Berate or Communicate?

Author: Crystal Ortmann

Neither of us liked confrontation. Hurts and miscommunications piled up. I found myself snapping at my husband, sending “zingers” on their destructive way. I spent a lot of time in tears of frustration, and he spent a lot of time at the office.

I prayed and asked God to show me how to be a better wife, but the emotions mounted until I blasted my husband with my anger. It wasn’t a quiet thing. It was loud, ugly, and filled with tearful accusations followed by remorse and shame. I continued to pray, as I desperately wanted to make my marriage work.

 

An interesting pattern came to light. At the end of the yelling, I began to see what was really bothering me. Most often, it had nothing to do with what I was complaining about. My husband is a gentle man; he was hurt by my attacks and usually retreated into silence.

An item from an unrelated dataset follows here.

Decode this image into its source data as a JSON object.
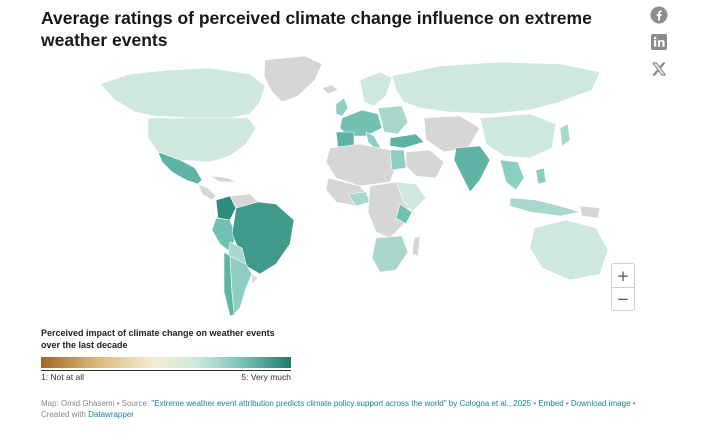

We finally agreed that we couldn’t go on this way and had to make some tough choices. We were committed to our relationship for life, and both of us wanted our marriage to be healthy and all that God intended for it to be.

Christian books on communication in a marriage were helpful. Prayer was also a powerful tool. Slowly, we began to see areas where we could improve the way we told one another what the problem seemed to be.

It took a lot of false starts, forgiveness, and prayer. Making a marriage work is not easy. Often, all we talked about was a mass of problems. We set up specific times to deal with issues, giving ourselves some time to think a problem through instead of  just blasting one another.

We did well, and then slacked off. Selfishness and misunderstanding grew like weeds whenever we thought that we didn’t need our “talk time.” We learned to listen to each other. It is impossible to listen when the TV is on. We tried to look at each other when we talked. Body language said a lot.

The more we opened up, the more intimate our relationship became. We were vulnerable, but I realized that I was falling in love with my husband again. We quit blaming and attacking. We started looking for the good in each other and expressing it. We began to better understand what the other felt.

The power that words contain still amazes me–for good or for evil. I can be ready to blow a gasket, and then we talk and resolve the issue peacefully. Concentrating on talking helps us to hear one another’s needs.

We deal with misunderstandings, and we find answers to the problems together.

No communication or marriage is perfect. It takes time, energy, and commitment to a flawed person. After all, aren’t we all flawed?  I certainly like what is happening to our relationship now that we’ve decided not to berate, but to communicate.